Le buzz loupé d’Alexander De Croo. A peine élu président, De Croo junior faisait sensation. Au printemps 2010, il fait faire la grande culbute au gouvernement Leterme II. Electoralement, l’Open VLD n’a rien gagné aux 500 jours de chaos politique. Si ce n’est la réputation d’un parti imprévisible, aux mains d’une génération de têtes brûlées dont il faut toujours se méfier.

Trois ministres bien exposés. L’Open VLD a décroché trois postes ministériels bien en vue dans le gouvernement fédéral Di Rupo Ier. Vincent Van Quickenborne en  » numero uno  » avec les Pensions, Annemie Turtelboom à la Justice, Maggie De Block à l’Asile et à la Migration.

 » Il s’agit de départements a priori porteurs électoralement, notamment sur le terrain sécuritaire qu’apprécient les libéraux. Les ministres Open VLD sont d’ailleurs assez populaires « , décode Dave Sinardet, politologue à l’université d’Anvers et à la VUB. Mais, car il y a un grand mais :  » L’Open VLD ne réussit pas à vendre vers l’extérieur ce qu’il obtient au gouvernement. A force de toujours donner l’impression de ne pas avoir ce qu’il veut, à force de réclamer toujours plus, il passe pour un parti qui n’obtient jamais rien. Ce n’est pas très intelligent. « 

Un présidentfragilisé. Alexander De Croo tarderait à entrer dans son personnage et à imprimer une ligne claire au parti. Les sombres prévisions alimentent la contestation interne, et des langues se délient chez les poids lourds du parti.
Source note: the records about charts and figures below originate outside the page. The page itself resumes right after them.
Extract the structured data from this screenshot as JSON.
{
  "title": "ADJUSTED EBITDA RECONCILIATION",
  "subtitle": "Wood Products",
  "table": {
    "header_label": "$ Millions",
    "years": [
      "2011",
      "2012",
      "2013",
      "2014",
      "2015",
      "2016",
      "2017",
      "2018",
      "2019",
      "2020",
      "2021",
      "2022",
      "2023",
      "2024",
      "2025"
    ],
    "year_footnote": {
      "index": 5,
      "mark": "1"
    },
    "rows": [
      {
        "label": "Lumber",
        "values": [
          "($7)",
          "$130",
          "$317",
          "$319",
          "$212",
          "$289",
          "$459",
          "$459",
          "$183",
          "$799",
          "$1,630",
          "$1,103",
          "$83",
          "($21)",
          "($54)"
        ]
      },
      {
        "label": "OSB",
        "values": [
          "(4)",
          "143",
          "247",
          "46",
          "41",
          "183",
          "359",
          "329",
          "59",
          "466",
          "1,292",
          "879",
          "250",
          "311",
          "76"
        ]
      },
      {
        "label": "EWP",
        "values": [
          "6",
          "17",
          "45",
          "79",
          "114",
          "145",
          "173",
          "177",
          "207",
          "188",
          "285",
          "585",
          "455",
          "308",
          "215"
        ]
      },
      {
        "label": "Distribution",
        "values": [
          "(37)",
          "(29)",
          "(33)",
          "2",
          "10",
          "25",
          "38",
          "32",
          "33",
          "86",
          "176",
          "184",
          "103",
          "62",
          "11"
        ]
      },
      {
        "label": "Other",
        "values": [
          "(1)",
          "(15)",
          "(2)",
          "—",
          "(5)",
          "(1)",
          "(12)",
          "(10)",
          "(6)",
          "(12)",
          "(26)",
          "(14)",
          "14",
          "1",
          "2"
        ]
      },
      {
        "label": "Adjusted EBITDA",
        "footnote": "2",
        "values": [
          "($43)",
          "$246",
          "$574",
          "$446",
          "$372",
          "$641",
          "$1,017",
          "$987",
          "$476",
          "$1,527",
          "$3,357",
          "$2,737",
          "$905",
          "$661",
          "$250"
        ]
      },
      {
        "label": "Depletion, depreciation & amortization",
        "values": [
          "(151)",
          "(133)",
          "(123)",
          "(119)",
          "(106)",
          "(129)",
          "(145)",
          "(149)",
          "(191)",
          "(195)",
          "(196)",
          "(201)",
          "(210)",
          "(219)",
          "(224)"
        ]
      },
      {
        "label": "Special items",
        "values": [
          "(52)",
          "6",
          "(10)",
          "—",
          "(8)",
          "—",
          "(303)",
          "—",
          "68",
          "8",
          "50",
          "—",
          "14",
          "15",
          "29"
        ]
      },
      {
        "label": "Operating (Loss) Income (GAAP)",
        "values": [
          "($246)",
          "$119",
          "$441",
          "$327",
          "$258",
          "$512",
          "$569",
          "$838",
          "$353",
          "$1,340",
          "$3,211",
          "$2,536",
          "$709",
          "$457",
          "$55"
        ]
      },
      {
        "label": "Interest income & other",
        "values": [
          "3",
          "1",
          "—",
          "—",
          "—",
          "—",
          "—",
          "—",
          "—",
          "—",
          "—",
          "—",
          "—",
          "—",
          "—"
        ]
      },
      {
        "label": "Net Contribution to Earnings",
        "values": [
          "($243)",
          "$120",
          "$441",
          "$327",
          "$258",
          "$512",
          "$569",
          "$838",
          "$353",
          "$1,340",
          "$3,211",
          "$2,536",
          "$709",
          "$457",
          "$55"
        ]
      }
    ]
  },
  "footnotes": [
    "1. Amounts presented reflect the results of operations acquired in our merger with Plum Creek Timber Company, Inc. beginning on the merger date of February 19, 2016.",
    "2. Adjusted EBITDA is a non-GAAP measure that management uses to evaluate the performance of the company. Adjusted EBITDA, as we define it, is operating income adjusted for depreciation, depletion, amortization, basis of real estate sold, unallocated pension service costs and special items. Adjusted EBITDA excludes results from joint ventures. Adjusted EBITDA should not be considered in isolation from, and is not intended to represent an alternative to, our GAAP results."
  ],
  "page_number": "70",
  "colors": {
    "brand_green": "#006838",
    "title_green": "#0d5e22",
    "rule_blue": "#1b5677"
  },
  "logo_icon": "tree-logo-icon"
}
Vanhengel, ministre bruxellois du Budget et opposant affiché à De Croo junior, suggère ouvertement de changer d’entraîneur. Van Quickenborne, pourtant proche du président, ou encore ce bavard impénitent de De Gucht, doutent tout aussi publiquement de l’avenir des Bleus en Flandre. En clair : ça grenouille, ça s’énerve, ça panique.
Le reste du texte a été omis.